On Tue, Oct 16, 2012 at 8:44 AM, Jo <ugg-5 at spro.net> wrote:

> Erik
> I did not write this. Andy Stroble wrote it. You keep on doing this!
> Please take note of who signs, not who is recorded as sending something.
>
> What I WROTE was:
> Good point.
> Where I find it excessively untrue to its foundations is where Buddhism
> has been overtaken by consumerism: buy your Buddha stuff here---take this
> retreat-- no, that one is better because it has a bigger more lama-smiley
> ad in Tricycle and other mags. The totalism of consumerism, folks.
> -------------------------
>
> Op 16-10-12 18:41, Jo schreef:
> > (And I have to add, that I find Buddhism in general, across a half a
> > dozen different sources, to be more or less outrageously contrarian,
> > so maybe, in a sort of Post-marxist Marxian way, Žižek is a Buddhist.)
> >
> >
> I don't understand this. Do you mean the Buddhist doctrines or the
> movement and if the latter: the present or the historical one? Must a
> contrarian person always be a member of a contrarian movement or religion?

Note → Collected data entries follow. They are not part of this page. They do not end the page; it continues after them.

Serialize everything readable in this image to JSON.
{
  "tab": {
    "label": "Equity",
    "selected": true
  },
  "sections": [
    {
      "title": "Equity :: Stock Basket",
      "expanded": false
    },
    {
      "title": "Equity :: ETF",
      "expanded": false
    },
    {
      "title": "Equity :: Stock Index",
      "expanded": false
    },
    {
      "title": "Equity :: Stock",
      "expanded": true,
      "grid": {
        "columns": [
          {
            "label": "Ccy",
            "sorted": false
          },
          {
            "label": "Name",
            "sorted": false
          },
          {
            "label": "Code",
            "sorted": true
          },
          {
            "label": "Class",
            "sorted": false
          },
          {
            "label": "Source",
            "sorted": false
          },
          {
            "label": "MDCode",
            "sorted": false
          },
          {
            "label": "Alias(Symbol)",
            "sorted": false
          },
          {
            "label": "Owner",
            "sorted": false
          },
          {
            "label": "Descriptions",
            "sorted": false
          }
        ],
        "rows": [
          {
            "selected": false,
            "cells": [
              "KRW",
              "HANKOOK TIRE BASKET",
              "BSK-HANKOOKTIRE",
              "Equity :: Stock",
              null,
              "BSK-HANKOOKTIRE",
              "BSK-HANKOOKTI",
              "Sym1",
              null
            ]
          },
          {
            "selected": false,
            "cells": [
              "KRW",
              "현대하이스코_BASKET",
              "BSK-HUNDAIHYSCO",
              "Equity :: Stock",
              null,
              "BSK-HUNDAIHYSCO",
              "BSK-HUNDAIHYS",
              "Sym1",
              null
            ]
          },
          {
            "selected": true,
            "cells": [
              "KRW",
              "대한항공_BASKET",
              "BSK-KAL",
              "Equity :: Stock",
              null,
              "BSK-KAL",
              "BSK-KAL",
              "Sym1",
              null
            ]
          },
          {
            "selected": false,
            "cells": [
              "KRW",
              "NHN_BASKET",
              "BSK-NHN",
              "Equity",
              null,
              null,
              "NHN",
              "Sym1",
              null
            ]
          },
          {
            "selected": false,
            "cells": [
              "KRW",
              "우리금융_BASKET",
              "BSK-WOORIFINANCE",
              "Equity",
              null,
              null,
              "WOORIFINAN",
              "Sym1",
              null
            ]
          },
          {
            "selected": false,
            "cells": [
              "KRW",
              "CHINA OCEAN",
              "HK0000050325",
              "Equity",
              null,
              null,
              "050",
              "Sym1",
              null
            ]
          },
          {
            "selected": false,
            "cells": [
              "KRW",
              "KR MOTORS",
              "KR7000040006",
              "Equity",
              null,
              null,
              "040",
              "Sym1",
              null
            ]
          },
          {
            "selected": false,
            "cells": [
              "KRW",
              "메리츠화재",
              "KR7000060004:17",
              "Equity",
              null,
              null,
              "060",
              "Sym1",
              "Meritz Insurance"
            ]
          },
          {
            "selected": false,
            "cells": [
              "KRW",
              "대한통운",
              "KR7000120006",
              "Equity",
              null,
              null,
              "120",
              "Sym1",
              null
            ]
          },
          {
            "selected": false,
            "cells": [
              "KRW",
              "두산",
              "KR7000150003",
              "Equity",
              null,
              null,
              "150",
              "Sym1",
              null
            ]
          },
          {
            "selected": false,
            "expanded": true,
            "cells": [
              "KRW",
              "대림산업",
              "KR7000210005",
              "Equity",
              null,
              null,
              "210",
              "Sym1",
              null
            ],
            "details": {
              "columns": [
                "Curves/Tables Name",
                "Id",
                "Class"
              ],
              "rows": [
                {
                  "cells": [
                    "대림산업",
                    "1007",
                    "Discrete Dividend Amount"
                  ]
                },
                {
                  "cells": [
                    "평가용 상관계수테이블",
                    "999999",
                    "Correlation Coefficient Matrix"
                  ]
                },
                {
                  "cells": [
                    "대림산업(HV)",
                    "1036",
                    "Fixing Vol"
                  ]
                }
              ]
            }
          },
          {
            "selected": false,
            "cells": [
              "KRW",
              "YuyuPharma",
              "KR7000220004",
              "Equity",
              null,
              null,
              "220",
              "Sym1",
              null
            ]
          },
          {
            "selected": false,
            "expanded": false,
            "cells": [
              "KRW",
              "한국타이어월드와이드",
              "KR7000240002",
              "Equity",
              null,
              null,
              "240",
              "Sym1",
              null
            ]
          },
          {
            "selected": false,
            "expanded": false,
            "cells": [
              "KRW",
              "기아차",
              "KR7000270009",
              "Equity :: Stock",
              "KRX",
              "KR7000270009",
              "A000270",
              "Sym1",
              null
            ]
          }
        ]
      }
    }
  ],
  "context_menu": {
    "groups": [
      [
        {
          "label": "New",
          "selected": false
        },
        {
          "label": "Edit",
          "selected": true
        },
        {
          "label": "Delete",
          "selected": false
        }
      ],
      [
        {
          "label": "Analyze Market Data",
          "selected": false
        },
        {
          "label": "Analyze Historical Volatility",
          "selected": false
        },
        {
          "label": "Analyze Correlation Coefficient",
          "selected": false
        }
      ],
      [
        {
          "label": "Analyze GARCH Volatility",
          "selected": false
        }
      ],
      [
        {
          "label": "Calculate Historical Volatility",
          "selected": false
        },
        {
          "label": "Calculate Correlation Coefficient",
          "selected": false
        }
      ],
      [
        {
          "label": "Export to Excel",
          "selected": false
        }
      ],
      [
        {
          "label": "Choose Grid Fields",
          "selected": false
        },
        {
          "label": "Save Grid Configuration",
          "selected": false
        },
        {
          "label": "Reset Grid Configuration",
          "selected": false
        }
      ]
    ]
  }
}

> How can a contrarian religion be establishment like in many Asian
> countries? Is there a new refuge formula  'I am contrarian in the Buddha,
> dharma and sangha'?
> I'm not sure that the best response to a comment is just to say that the
> author is contrarian. Isn't this an ad hominem?
>
> Erik
> _
>

Yes, I wrote the part before the part that Jo wrote.  But rather than an ad
hominem, it was intended as a reductio ad absurdum, and a facietious one at
that.   I really don't think that Slajov Žižek is much of an authority on
any form of Buddhism.  But then, he was not the target of my contrarianism.